Il disprezzo che nutriva per il mezzo televisivo, tuttavia, non gli impedì di girare un documentario per la televisione dal titolo “Blocknotes di un regista“, in cui esplora la sua esperienza cinematografica, ma la rende fruibile per il telespettatore, che in quegli anni coincideva ancora quasi in toto con il frequentatore di cinema.

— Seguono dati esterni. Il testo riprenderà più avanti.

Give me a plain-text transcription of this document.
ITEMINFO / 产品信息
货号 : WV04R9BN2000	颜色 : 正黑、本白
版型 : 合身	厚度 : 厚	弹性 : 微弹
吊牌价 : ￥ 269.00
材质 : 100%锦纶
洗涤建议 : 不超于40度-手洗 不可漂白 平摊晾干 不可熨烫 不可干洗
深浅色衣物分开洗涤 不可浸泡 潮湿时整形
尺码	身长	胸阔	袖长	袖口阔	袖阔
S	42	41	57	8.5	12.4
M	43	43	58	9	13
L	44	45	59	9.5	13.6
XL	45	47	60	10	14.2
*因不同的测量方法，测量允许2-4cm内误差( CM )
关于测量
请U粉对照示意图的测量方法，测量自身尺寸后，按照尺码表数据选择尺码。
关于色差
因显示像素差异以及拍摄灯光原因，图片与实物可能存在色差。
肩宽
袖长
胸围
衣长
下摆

Dopo le prime esperienze televisive, Fellini decise di metterne a nudo l’inconsistenza, tanto da descriverla all’interno del film “Ginger e Fred“, per cui girò delle finte pubblicità, mai inserite nel film, proprio come è accaduto in tempi recenti a Quentin Tarantino e Robert Rodriguez per i due film di Grindhouse.

Alla TV, Fellini contestava il decentramento dell’autore e la centralità dello spettatore, che con il telecomando può decidere di cambiare canale, se il programma non è di suo gradimento. Il grande regista la cui nascita, novant’anni fa, viene celebrata oggi, trovava problemi inerenti anche alle tecniche: dall’impossibilità di eseguire campi medi e lunghi alla luce, i cui giochi divengono fondamentali nel cinema.

Infine, tra il 1986 e il 1992 Fellini girò sei spot pubblicitari, tra cui uno per la Campari. Proprio in questo spot, il regista scherza con la televisione, che diventa, a un tempo, mezzo ed espressione dello spot stesso.

In occasione dell’anniversario della nascita del regista, Sky Cinema Italia dedicherà la propria prima serata allo speciale “Fellini 90“, trasmettendo “Ginger e Fred”, “Casanova” e “Satyricon”.